Whatsapp è di certo l'applicazione per la messaggistica istantanea più utilizzata al mondo. La sua semplicità di utilizzo e il suo rilascio ufficiale in tempi favorevoli le ha permesso di raggiungere una popolarità così elevata, al punto da rendere gli SMS praticamente inutili (perchè, come ben sappiamo, sono a pagamento e hanno dei limiti in più nella loro stesura).

Su Whatsapp ciascun utente riceve ogni giorno messaggi di ogni sorta sia da amici che da parenti ma non è tutto tranquillo come sembra. Spesso, infatti, girano delle vere e proprie truffe che non sono semplicissime da individuare (per poi evitarle).

Non a caso, proprio in queste ultime ore sta circolando tra le chat un nuovo inganno dove, se non si pone la giusta attenzione, si rischia di incorrere in guai grossi.

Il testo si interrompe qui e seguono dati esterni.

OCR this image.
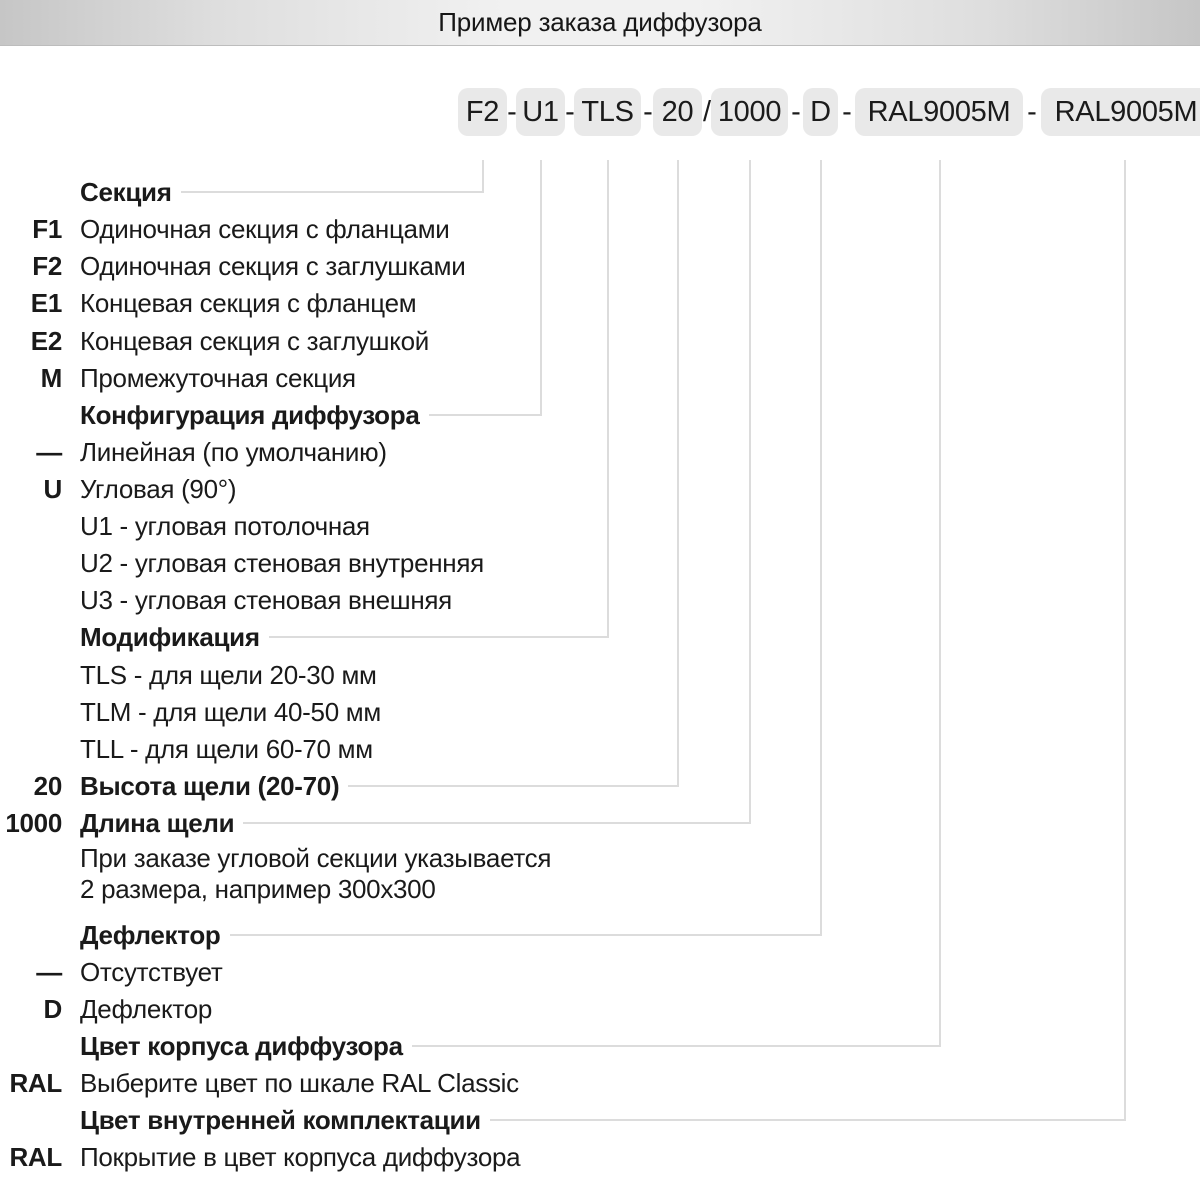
Пример заказа диффузора
F2 U1 TLS 20 1000 D	RAL9005M	RAL9005M
- - - /	- -	-
Секция
F1 Одиночная секция с фланцами
F2 Одиночная секция с заглушками
E1 Концевая секция с фланцем
E2 Концевая секция с заглушкой
M Промежуточная секция
Конфигурация диффузора
— Линейная (по умолчанию)
U Угловая (90°)
U1 - угловая потолочная
U2 - угловая стеновая внутренняя
U3 - угловая стеновая внешняя
Модификация
TLS - для щели 20-30 мм
TLM - для щели 40-50 мм
TLL - для щели 60-70 мм
20 Высота щели (20-70)
1000 Длина щели
Дефлектор
— Отсутствует
D Дефлектор
Цвет корпуса диффузора
RAL Выберите цвет по шкале RAL Classic
Цвет внутренней комплектации
RAL Покрытие в цвет корпуса диффузора
При заказе угловой секции указывается
2 размера, например 300x300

Whatsapp, la truffa avviene sulla vostra carta di credito

Stando a quanto emerso in rete, la nuova truffa sfrutterebbe l'ormai collaudato (e peraltro tornato di moda) sistema della catena di S.Antonio dove si chiede di inoltrare un dato messaggio ad un dato numero di contatti al fine di ottenere un determinato premio. La truffa in questione consisterebbe in un messaggio testuale nel quale si promette l'accredito di un buono Amazon su carta di credito (e già questo dettaglio dovrebbe allarmare gli utenti, visto che i buoni Amazon possono essere caricati solo su un account Amazon).

Tale messaggio include anche un link. Se l'utente scegliesse malauguratamente di aprirlo, verrebbe reindirizzato in una pagina web dove è richiesto l'inserimento di alcuni dati personali, tra i quali figurano anche quelli della propria carta di credito. Un utente, ignaro delle truffe che girano in rete, potrebbe cadere nella trappola inserendo i propri dati personali.

È quello che è accaduto ad una moltitudine di utenti che si è vista privare di svariate centinaia di euro prelevati dalla propria carta di credito.

Whatsapp: al momento nessun messaggio ha mai regalato qualcosa

Con buona pace di tutti, è bene sapere che nessuno di questi messaggi ha mai portato alla riscossione di un vero e proprio regalo.

In qualunque caso documentato, infatti, sebbene inizialmente il regalo potesse sembrare veritiero si è poi rivelato essere una truffa a danno dell'utente.

Sul caso la Polizia Postale starebbe già indagando al fine di individuare eventuali responsabili di tale raggiro. In attesa che la giustizia compia il suo corso, vi invitiamo a rispettare le classiche regole del mondo Internet: evitare di inserire i dati della propria carta di credito in siti non sicuri (devono riportare la dicitura 'Sicuro' in alto a sinistra) e, specialmente in casi come questo, se la situazione in oggetto presenta qualche incongruenza, diffidate ancor più da inserire tali dati vista l'elevata percentuale di rischio.